The interpretation of our results in favor of a physical association of CD11b-CD18 integrins with CD66b on the neutrophil surface during ADCC does not per se exclude the intervention of CD11b-CD18 in neutrophil-target adhesion. In fact, CD11b-CD18 molecules might promote target cell adhesion to effectors by interacting with ICAM-1 on the Raji cell surface. Nevertheless, if such a type of CD11b-CD18/ICAM-1 interaction occurs, it does not appear to be relevant to the neutrophil cytolytic response. In fact, the lysis was unaffected by MoAb 80H10 specific for ICAM-1 and by MoAb CBRM1/5, able to recognize a CD11b neo-epitope required for ICAM-1 binding.30 Consistent with the possibility that CD11b-CD18 can intervene in neutrophil ADCC without binding ICAM-1 on the target cell surface is also the observed requirement of CD11b-CD18 for the lysis of melanoma and neuroblastoma cells despite their low or absent ICAM-1 expression.13 The binding of CD11b-CD18 to a presently unknown antigen on the target cells cannot be ruled out. On the other hand, the ligand or ligands of CD66b on the target cell surface remain to be identified.
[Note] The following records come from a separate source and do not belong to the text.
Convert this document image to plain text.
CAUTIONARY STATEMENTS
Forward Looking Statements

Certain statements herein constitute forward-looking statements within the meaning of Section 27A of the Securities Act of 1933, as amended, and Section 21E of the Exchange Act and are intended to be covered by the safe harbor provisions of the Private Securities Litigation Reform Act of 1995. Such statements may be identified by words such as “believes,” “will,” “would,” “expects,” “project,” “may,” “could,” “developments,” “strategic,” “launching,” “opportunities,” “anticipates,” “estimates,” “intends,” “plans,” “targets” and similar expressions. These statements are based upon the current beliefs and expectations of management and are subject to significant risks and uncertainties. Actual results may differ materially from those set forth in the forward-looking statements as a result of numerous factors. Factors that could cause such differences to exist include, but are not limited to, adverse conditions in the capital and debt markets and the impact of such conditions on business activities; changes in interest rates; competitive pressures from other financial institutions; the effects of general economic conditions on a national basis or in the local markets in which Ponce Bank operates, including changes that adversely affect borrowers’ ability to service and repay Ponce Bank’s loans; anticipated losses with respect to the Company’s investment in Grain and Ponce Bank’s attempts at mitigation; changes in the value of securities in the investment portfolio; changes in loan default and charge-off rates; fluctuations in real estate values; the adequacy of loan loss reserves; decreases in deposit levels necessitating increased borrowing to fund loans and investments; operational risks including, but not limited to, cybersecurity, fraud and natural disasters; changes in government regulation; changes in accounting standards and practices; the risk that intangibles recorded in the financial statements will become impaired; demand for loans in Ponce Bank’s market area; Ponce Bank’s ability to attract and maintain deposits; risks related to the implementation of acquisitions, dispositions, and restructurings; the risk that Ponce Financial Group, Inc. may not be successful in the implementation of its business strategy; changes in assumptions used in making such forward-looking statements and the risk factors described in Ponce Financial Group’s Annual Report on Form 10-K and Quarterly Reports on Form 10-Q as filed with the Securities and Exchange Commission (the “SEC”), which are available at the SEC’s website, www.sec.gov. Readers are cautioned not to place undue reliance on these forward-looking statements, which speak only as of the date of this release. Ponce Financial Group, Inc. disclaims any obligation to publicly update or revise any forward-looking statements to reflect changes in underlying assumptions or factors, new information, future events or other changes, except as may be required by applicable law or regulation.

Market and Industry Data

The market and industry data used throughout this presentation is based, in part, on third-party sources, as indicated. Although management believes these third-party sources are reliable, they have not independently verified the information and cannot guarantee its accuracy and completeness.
In conclusion, the present data show that Lym-1 ADCC selectively involves neutrophil FcγR_II and provides evidence for the intervention of CD11b-CD18 integrins interacting with CD66b glycoproteins. Such a type of interaction between CD11b-CD18 and CD66b, probably occurring via a lectin-like physical linkage on the cell membrane, appears to be instrumental for the efficient expression of the neutrophil cytolytic potential.